Für einen digitalen Zwilling benötigt man Sensoren, die einen aktuellen Status ermitteln, Konnektivität, welche das Objekt vernetzt, definierte Datenstrukturen, die geringstenfalls grundlegende Analytics- Funktionalitäten ermöglichen und ein User Interface, das die Daten visualisiert. Die Umwelt vieler Menschen ist heute bereits mit Sensoren ausgestattet, die modernen datenbasierten Unternehmen verfügen über die notwendigen Analyse-Algorithmen, die über das alles vernetzende Internet eingehenden Datenströme auswerten zu können und der Mensch selbst und die Berührungspunkte seiner digitalen Identität werden zu Interfaces.

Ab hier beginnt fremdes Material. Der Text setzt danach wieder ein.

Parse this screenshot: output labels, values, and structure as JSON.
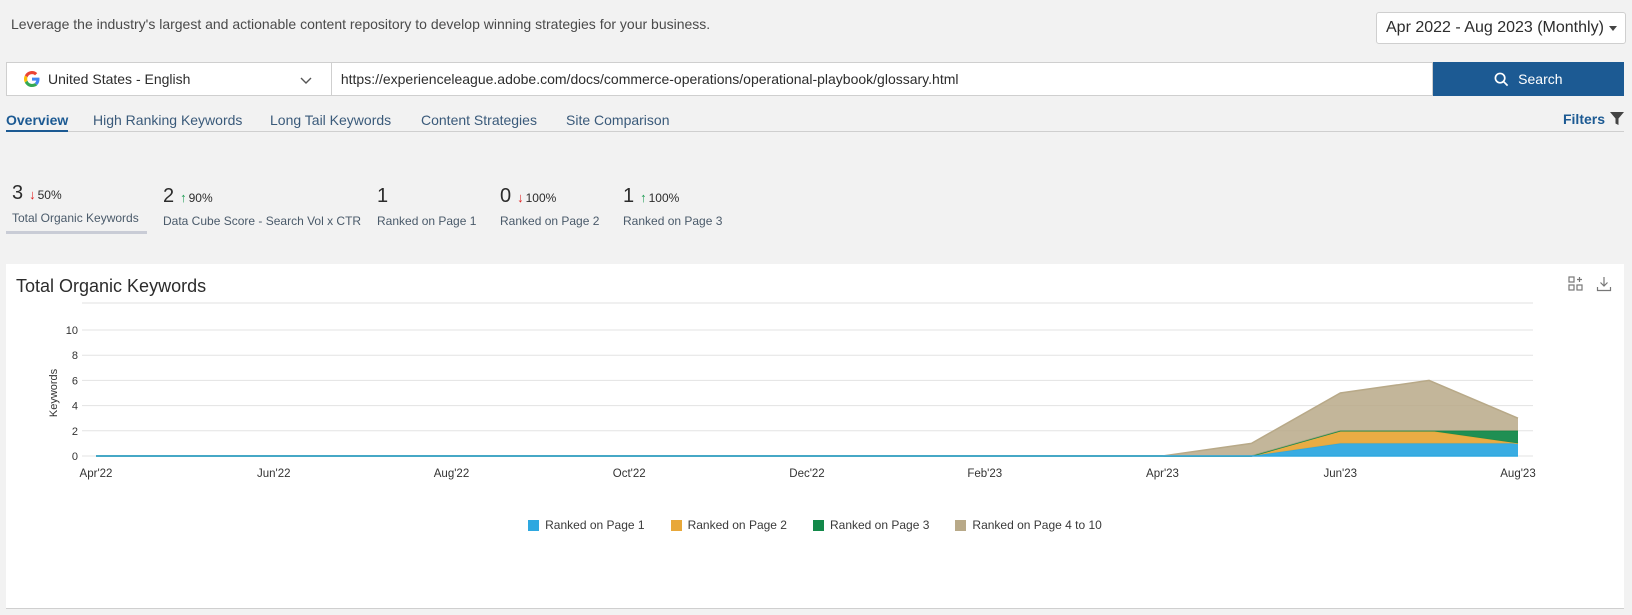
{
  "header": {
    "tagline": "Leverage the industry's largest and actionable content repository to develop winning strategies for your business.",
    "date_range": "Apr 2022 - Aug 2023 (Monthly)"
  },
  "search": {
    "locale": "United States - English",
    "url": "https://experienceleague.adobe.com/docs/commerce-operations/operational-playbook/glossary.html",
    "button_label": "Search"
  },
  "tabs": [
    {
      "label": "Overview",
      "active": true
    },
    {
      "label": "High Ranking Keywords"
    },
    {
      "label": "Long Tail Keywords"
    },
    {
      "label": "Content Strategies"
    },
    {
      "label": "Site Comparison"
    }
  ],
  "filters_label": "Filters",
  "kpis": [
    {
      "value": "3",
      "change": "50%",
      "direction": "down",
      "label": "Total Organic Keywords",
      "active": true
    },
    {
      "value": "2",
      "change": "90%",
      "direction": "up",
      "label": "Data Cube Score - Search Vol x CTR"
    },
    {
      "value": "1",
      "change": "",
      "direction": "",
      "label": "Ranked on Page 1"
    },
    {
      "value": "0",
      "change": "100%",
      "direction": "down",
      "label": "Ranked on Page 2"
    },
    {
      "value": "1",
      "change": "100%",
      "direction": "up",
      "label": "Ranked on Page 3"
    }
  ],
  "chart_card": {
    "title": "Total Organic Keywords"
  },
  "colors": {
    "accent": "#1c5a93",
    "down": "#e02020",
    "up": "#1f9d55"
  },
  "chart_data": {
    "type": "area",
    "stacked": true,
    "title": "Total Organic Keywords",
    "xlabel": "",
    "ylabel": "Keywords",
    "ylim": [
      0,
      10
    ],
    "yticks": [
      0,
      2,
      4,
      6,
      8,
      10
    ],
    "x": [
      "Apr'22",
      "May'22",
      "Jun'22",
      "Jul'22",
      "Aug'22",
      "Sep'22",
      "Oct'22",
      "Nov'22",
      "Dec'22",
      "Jan'23",
      "Feb'23",
      "Mar'23",
      "Apr'23",
      "May'23",
      "Jun'23",
      "Jul'23",
      "Aug'23"
    ],
    "xtick_labels": [
      "Apr'22",
      "Jun'22",
      "Aug'22",
      "Oct'22",
      "Dec'22",
      "Feb'23",
      "Apr'23",
      "Jun'23",
      "Aug'23"
    ],
    "series": [
      {
        "name": "Ranked on Page 1",
        "color": "#2ea8e0",
        "values": [
          0,
          0,
          0,
          0,
          0,
          0,
          0,
          0,
          0,
          0,
          0,
          0,
          0,
          0,
          1,
          1,
          1
        ]
      },
      {
        "name": "Ranked on Page 2",
        "color": "#e8a83a",
        "values": [
          0,
          0,
          0,
          0,
          0,
          0,
          0,
          0,
          0,
          0,
          0,
          0,
          0,
          0,
          1,
          1,
          0
        ]
      },
      {
        "name": "Ranked on Page 3",
        "color": "#13894a",
        "values": [
          0,
          0,
          0,
          0,
          0,
          0,
          0,
          0,
          0,
          0,
          0,
          0,
          0,
          0,
          0,
          0,
          1
        ]
      },
      {
        "name": "Ranked on Page 4 to 10",
        "color": "#b8a988",
        "values": [
          0,
          0,
          0,
          0,
          0,
          0,
          0,
          0,
          0,
          0,
          0,
          0,
          0,
          1,
          3,
          4,
          1
        ]
      }
    ],
    "grid": true,
    "legend_position": "bottom"
  }
}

Wir müssen uns Gedanken machen, den Schutz der Menschenwürde an die Gegebenheiten der heutigen Zeit, aber auch der mittelfristigen Zukunft anzupassen. Das Internet der Dinge und die digitale Umwandlung von Prozessen (wie. z.B. durch Blockchain) verändert Geschäftsprozesse und die Finanzwelt. Es wird nicht mehr lange dauern, bis wir dank Smart Home und Smart City mitten in einer solchen vernetzten Umgebung leben, was die Kontrolle über das digitale Selbst immer schwieriger macht – so, als ob der Liquid Terminator versuchte, sich selbst in einem flüssigen Milieu zusammen zu setzen.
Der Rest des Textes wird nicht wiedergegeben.